ROCHESTER, N.Y. (WROC) — A 60-year-old man stabbed inside the Monroe Branch Library in Rochester Tuesday is expected to live and local doctors said Wednesday it’s because of a police officer’s quick, yet simple action; an action most of us would do ourselves.
When officer Nicholas Vandemar entered the library on Monroe Avenue, he first saw blood on the floor, and then a man crumpled up against the wall — stabbed once in the arm.
“I could tell by his condition, and just by how out of it he was that he had lost a lot of blood,” Vandemar said. “There was a gray sweatshirt wrapped around his right bicep and he was complaining about right arm pain.”

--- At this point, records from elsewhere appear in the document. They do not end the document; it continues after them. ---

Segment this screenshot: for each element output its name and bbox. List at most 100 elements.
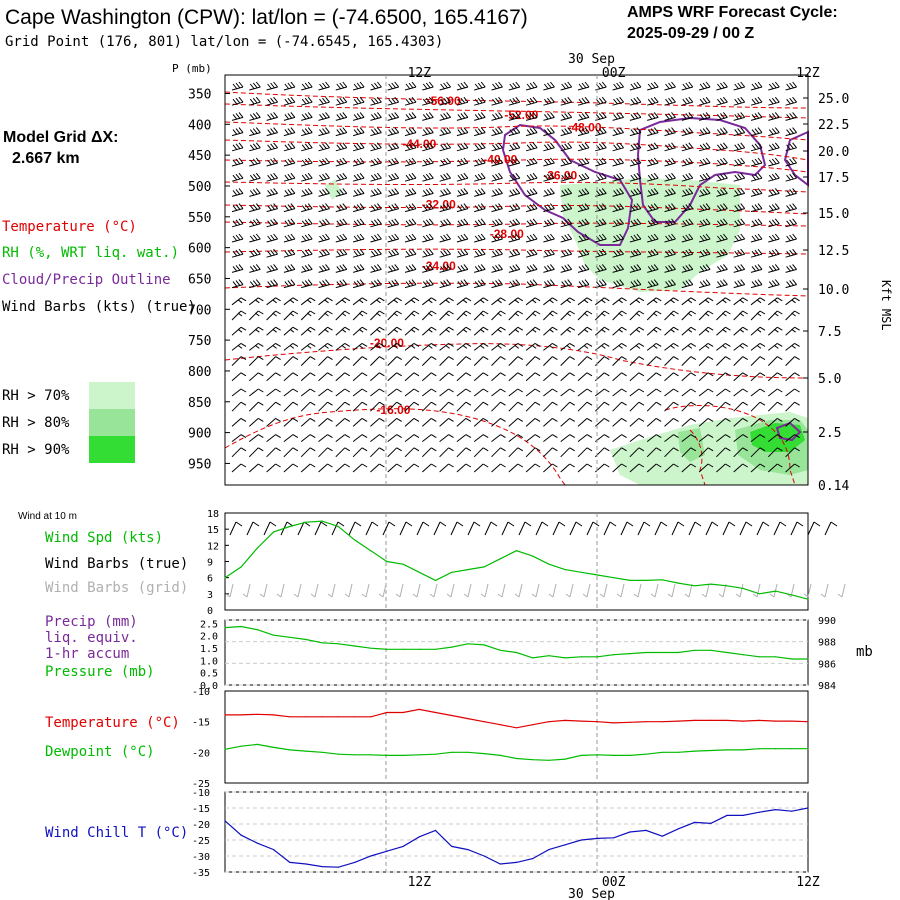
wind-barb [681,218,694,228]
pressure-tick-label: 950 [188,457,211,472]
wind-barb [716,297,731,306]
cross-section-axis-ticks: 350 400 450 500 550 600 650 700 750 800 850 900 950 2… [188,66,849,494]
wind-barb [318,233,330,243]
wind-barb [577,188,590,197]
wind-barb [716,81,728,91]
wind-barb-true [739,521,753,536]
wind-barb [629,264,642,273]
height-tick-label: 25.0 [818,92,849,107]
wind-barb [456,401,472,412]
wind-barb [577,218,590,228]
wind-barb [248,447,264,458]
wind-barb [612,218,624,228]
wind-barb [698,388,714,397]
wind-barb [231,142,244,152]
wind-barb [785,96,797,106]
wind-barb-grid [531,583,540,598]
wind-barb [387,434,402,442]
wind-barb [318,264,330,273]
wind-barb [473,447,489,458]
wind-barb [560,417,575,427]
windchill-frame [224,791,809,873]
wind-barb [629,218,642,228]
wind-barb [474,279,486,289]
wind-barb-true [331,521,345,536]
wind-barb [231,417,247,427]
wind-barb [733,264,746,273]
wind-barb [491,463,506,473]
wind-barb [750,310,766,321]
wind-barb [612,297,627,306]
pressure-tick-label: 400 [188,118,211,133]
temp-contour-m44 [224,158,809,173]
wind-barb [231,342,247,351]
wind-barb [681,372,697,382]
pressure-tick-label: 450 [188,149,211,164]
wind-barb [335,463,351,473]
wind-barb [491,112,503,121]
wind-barb [231,372,247,382]
wind-barb [525,342,541,351]
wind-barb [491,81,503,91]
wind-barb [439,142,451,152]
temp-contour-m36 [224,204,809,215]
legend-rh: RH (%, WRT liq. wat.) [2,245,179,261]
wind-barb [491,326,506,336]
wind-barb [318,326,333,336]
wind-barb-true [518,521,532,536]
wind-barb [266,356,281,366]
wind-barb [525,188,538,197]
wind-barb [508,203,521,213]
wind-barb [577,447,593,458]
cross-section-frame [224,74,809,486]
wind-barb [370,417,385,427]
pressure-tick-label: 600 [188,242,211,257]
wind-barb [231,356,247,366]
wind-barb [404,96,417,106]
wind-barb [404,356,420,366]
wind-barb [647,96,659,106]
wind-barb [716,279,728,289]
wind-barb [508,434,524,442]
wind-barb [387,417,402,427]
wind-barb [266,297,281,306]
wind-barb [456,388,472,397]
wind-barb [785,112,797,121]
wind-barb [647,218,659,228]
wind-barb [750,112,763,121]
wind-barb-true [501,521,515,536]
wind-barb [750,463,766,473]
wind-barb [716,310,731,321]
wind-barb [249,142,261,152]
wind-barb [300,356,316,366]
wind-barb [543,96,555,106]
wind-barb [664,112,676,121]
wind-barb [629,372,645,382]
wind-barb [283,172,296,182]
pressure-axis-label: P (mb) [172,62,212,75]
wind-barb [785,142,797,152]
wind-barb [231,326,247,336]
wind-barb-grid [242,583,251,598]
wind-barb [491,356,506,366]
wind-barb [301,188,313,197]
wind-barb [422,96,434,106]
wind-barb [352,81,365,91]
wind-barb [456,203,469,213]
wind-barb [664,326,679,336]
wind-barb [543,356,558,366]
wind-barb-grid [650,583,659,598]
pressure-tick-label: 988 [818,638,836,649]
wind-barb [474,157,486,167]
wind-barb [698,297,714,306]
wind-barb [318,388,333,397]
wind-barb [525,356,541,366]
wind-barb [456,342,472,351]
wind-barb [491,233,503,243]
wind-barb [664,434,679,442]
wind-barb [525,401,541,412]
wind-barb [577,388,593,397]
wind-barb [768,96,780,106]
wind-barb [300,326,316,336]
wind-barb [248,310,264,321]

The officer did what he was trained to do: He grabbed the tourniquet off his belt and tied it around the man’s arm. Doctors would later tell Vandemar his actions prevented the man from bleeding out.
“That’s when I started to digest how serious it was and how vital or lucky that things just worked out perfectly,” he said.
This was exactly the kind of response Dr. Mark Gestring and his team at URMC Kessler Trauma Center like to see.
They promote the Stop the Bleed program, which is designed to get more tourniquets out into the community and more people trained on how to use them.
“It’s not difficult to use,” Dr. Gestring said. “You only have to look at it once or twice to get a sense of how it works. The equipment is cheap and it doesn’t expire. We’re trying to co-locate those things in the public whether it’s libraries or train stations or private vehicles so that people can have access to these things when they need them.”
Which would allow them to do what officer Vandemar did — save a life by stopping the bleed.